View of Utah at the top of a mountain

View of Utah at the top of a mountain

Saturday, 7 November 2015

Pea's Dance solo.. and update!

So, I am no longer a stay at home mommy, as I have started working full-time last Friday!  Hooray!  Although, I will not have much time for my babies, which believe me.. I cried A LOT.. nothing means more to me, than seeing my babies grow up.  I don't like missing a THING.  And I love being the centre of attention when it comes to both my daughters eyes.. but, I do need to help my hubby out, so a mommy's gotta' do, what a mommy's gotta do.  It's taking too long to get to where we'd like to be.. and when the opportunity came up, and I got a job offer.. I didn't hesitate to go and take it.  Too many signs were leading up to that moment.  Anyhow!  Here is today's dance solo, featuring..my one and only.. SWEET PEA! <3

Thursday, 5 November 2015

Back to reality..

Today is my last day being at home with the girls..and it's hitting me HARD.  I'm a super suck when it comes to family, or even more, my own kids.  I would give anything to stay at home with them, and watch them grow into beautiful little girls.. but since being a SAHM isn't a paying job, I need to go make some money, and help my hubby out.. at this rate, it would take us a few more years to move out of this apartment.. and I'd like it to happen a lot sooner.. so when my old boss contacted me and offered me a job.. I didn't hesitate to take it.  All the other jobs I applied for didn't even give me an interview, except for one.  And at the job I'm going back into, I didn't apply for, or even need to get an interview.. so I took it as a sign.

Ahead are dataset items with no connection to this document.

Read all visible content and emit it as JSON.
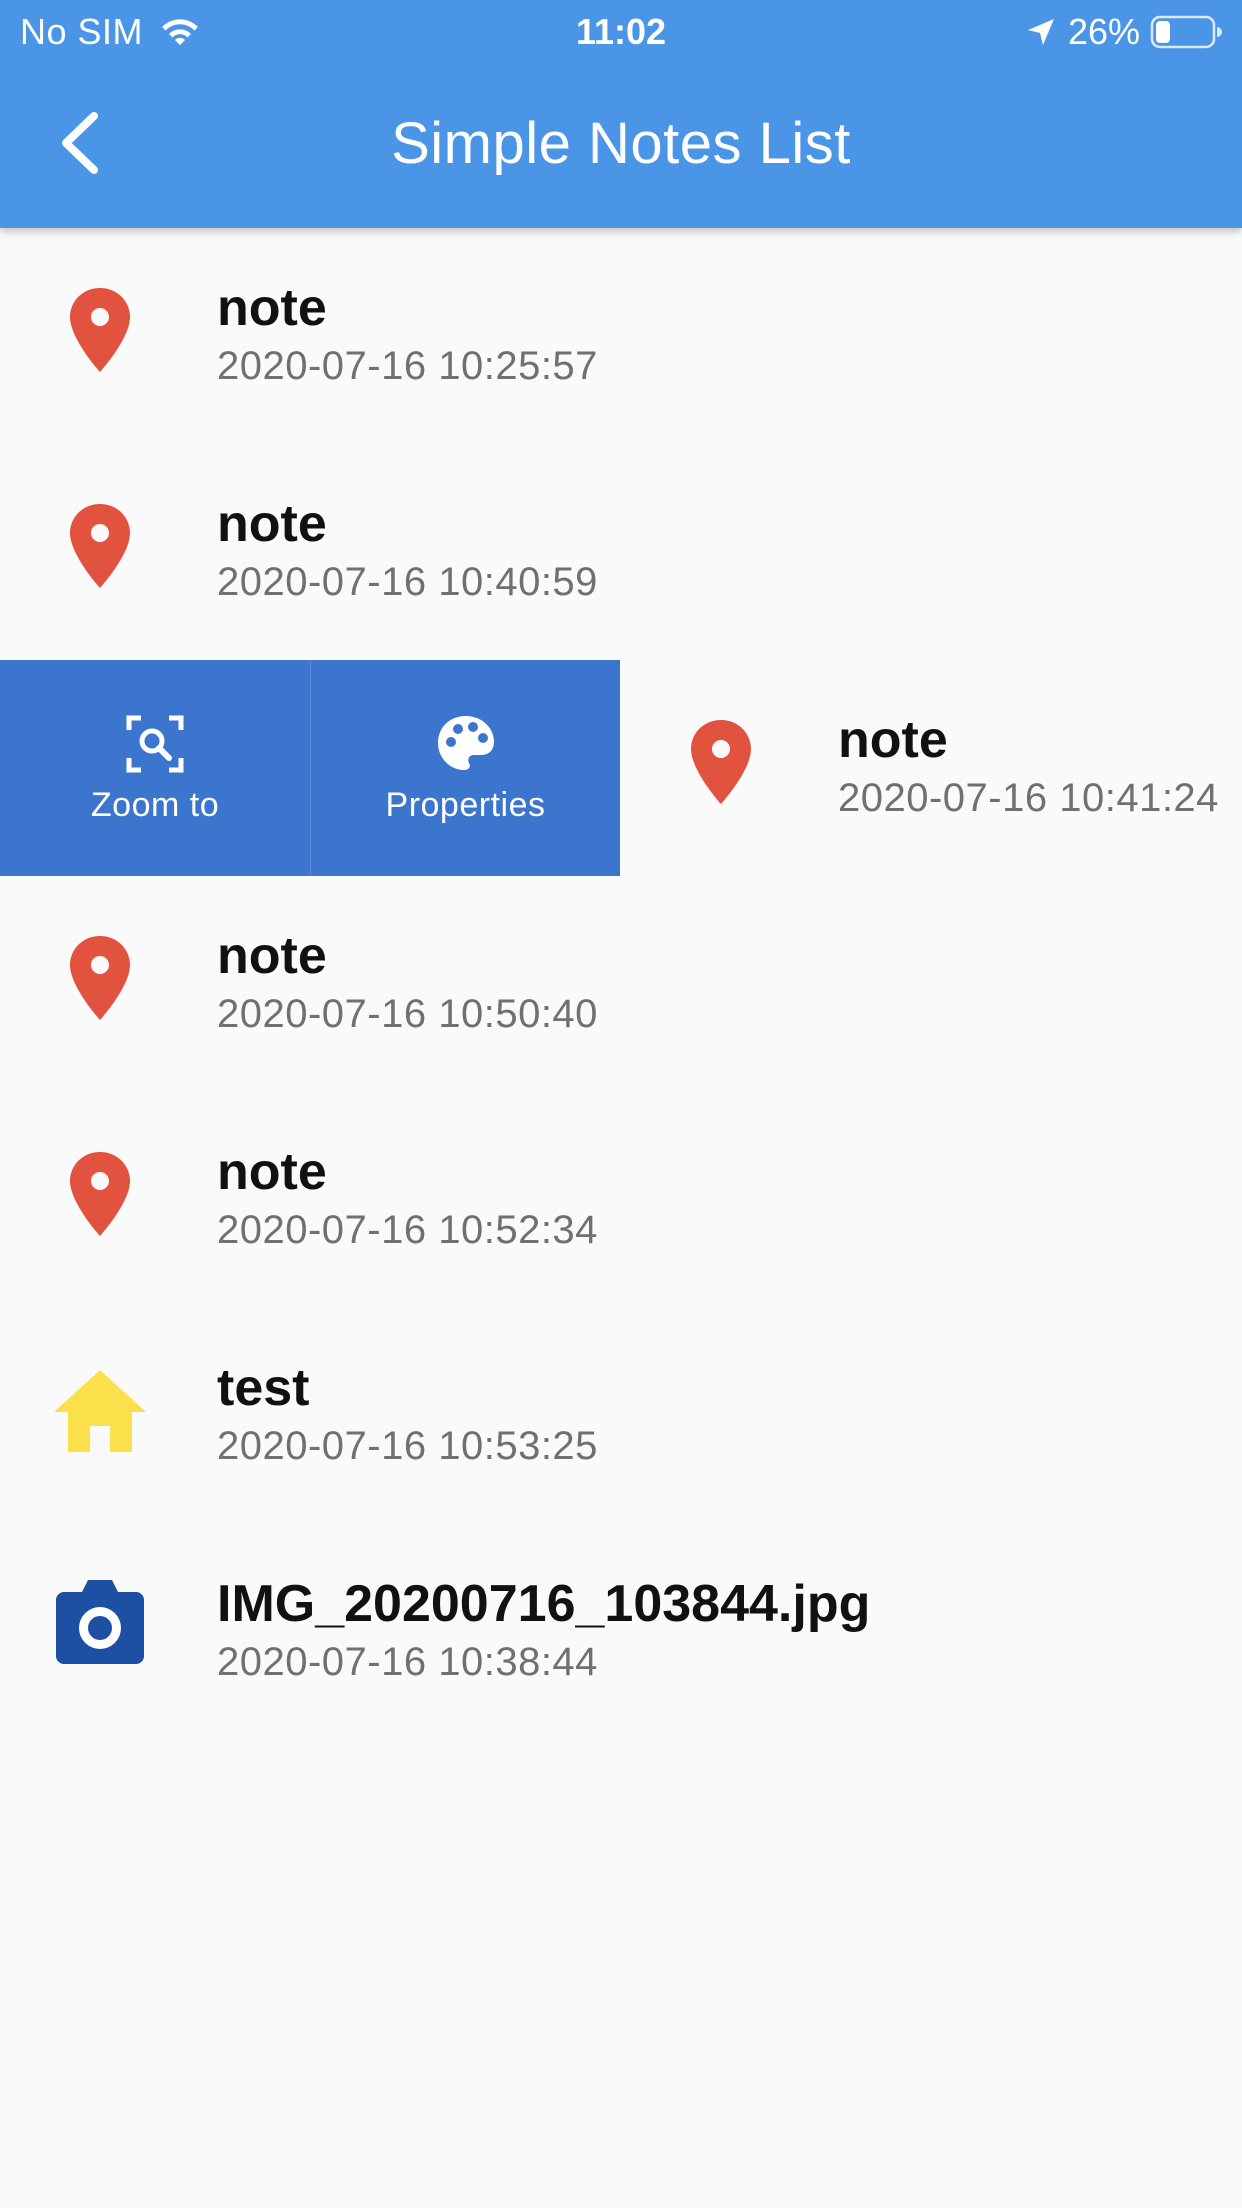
{
  "status_bar": {
    "carrier": "No SIM",
    "time": "11:02",
    "battery": "26%"
  },
  "appbar": {
    "title": "Simple Notes List",
    "back_icon": "chevron-left-icon"
  },
  "swipe_actions": [
    {
      "label": "Zoom to",
      "icon": "zoom-focus-icon"
    },
    {
      "label": "Properties",
      "icon": "palette-icon"
    }
  ],
  "notes": [
    {
      "title": "note",
      "timestamp": "2020-07-16 10:25:57",
      "icon": "map-marker-icon",
      "icon_color": "#e2533f"
    },
    {
      "title": "note",
      "timestamp": "2020-07-16 10:40:59",
      "icon": "map-marker-icon",
      "icon_color": "#e2533f"
    },
    {
      "title": "note",
      "timestamp": "2020-07-16 10:41:24",
      "icon": "map-marker-icon",
      "icon_color": "#e2533f"
    },
    {
      "title": "note",
      "timestamp": "2020-07-16 10:50:40",
      "icon": "map-marker-icon",
      "icon_color": "#e2533f"
    },
    {
      "title": "note",
      "timestamp": "2020-07-16 10:52:34",
      "icon": "map-marker-icon",
      "icon_color": "#e2533f"
    },
    {
      "title": "test",
      "timestamp": "2020-07-16 10:53:25",
      "icon": "home-icon",
      "icon_color": "#fbe04b"
    },
    {
      "title": "IMG_20200716_103844.jpg",
      "timestamp": "2020-07-16 10:38:44",
      "icon": "camera-icon",
      "icon_color": "#1d4fa3"
    }
  ],
  "colors": {
    "appbar": "#4a95e6",
    "action_background": "#3c75ce",
    "background": "#fafafa"
  }
}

Earlier, I held my babies tight, and let the tears flow.  I didn't think it would be that hard for me to realize how much time will be taken away from them.. I will definitely appreciate being with them more so, then I used too, 'cause let's face it.. staying home and doing all the chores and raising kids, is NOT easy, and it is totally draining.  So there are definitely days where I'm too zoned out to enjoy being with them, and what over-tired mommy doesn't snap, when their child/children is repeatedly says, "Mommmy..!" ..every minute or so?!

Wednesday, 4 November 2015

There's always a rainbow, after a storm..

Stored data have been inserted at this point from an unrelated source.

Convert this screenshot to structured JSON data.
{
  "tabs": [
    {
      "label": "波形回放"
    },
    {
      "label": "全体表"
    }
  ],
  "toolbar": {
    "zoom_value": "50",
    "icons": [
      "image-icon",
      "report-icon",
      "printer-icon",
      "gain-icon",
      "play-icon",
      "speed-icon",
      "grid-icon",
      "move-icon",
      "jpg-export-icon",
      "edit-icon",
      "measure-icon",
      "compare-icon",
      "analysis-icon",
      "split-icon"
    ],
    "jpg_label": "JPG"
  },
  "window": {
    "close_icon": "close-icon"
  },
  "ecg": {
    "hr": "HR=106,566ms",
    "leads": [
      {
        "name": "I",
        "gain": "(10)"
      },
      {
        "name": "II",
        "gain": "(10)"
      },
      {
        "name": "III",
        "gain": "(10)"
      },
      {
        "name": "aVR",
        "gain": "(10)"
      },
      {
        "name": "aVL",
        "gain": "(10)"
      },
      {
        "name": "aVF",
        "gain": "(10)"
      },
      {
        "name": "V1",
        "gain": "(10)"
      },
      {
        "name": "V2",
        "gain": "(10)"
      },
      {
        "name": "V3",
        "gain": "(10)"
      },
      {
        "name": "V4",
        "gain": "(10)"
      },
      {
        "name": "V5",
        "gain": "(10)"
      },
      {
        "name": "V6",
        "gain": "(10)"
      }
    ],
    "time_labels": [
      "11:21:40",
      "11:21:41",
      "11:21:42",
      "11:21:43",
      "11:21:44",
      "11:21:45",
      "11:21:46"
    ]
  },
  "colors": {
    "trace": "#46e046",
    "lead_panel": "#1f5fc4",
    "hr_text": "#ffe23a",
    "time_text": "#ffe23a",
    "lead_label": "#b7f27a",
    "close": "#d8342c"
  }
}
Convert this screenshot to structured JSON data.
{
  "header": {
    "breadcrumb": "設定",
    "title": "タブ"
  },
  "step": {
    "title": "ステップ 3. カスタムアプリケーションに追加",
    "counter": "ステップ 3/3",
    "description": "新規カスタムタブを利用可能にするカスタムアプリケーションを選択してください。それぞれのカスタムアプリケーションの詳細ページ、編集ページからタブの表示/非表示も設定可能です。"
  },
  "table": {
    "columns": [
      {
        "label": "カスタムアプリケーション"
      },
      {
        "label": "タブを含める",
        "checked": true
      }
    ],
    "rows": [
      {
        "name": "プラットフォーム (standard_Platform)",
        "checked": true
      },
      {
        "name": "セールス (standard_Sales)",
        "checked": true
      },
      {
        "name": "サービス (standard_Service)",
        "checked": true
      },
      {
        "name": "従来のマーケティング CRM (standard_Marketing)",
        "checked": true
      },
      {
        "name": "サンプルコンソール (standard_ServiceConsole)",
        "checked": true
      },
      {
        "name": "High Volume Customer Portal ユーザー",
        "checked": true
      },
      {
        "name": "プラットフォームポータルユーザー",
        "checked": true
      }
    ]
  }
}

So I've completely stopped my P90X journey, with sick kids, a sick mommy, and letting stress get the best of me, I had a rough week or so.  But I'm getting my act together, got a job offer at my old job, and finally getting myself checked out at the Dr's.. I hate the Dr's, by the way.  I've only gone regularly, for my babies.

So, I start working this Friday.. I am excited, but at the same time, sad.. since I won't be spending as much time with my babies.. and I know most working parents don't.. but I've been a stay at home mom for over 3 years straight.. and although it's been the most tiring 3 years of my life.. I am surely going to miss it.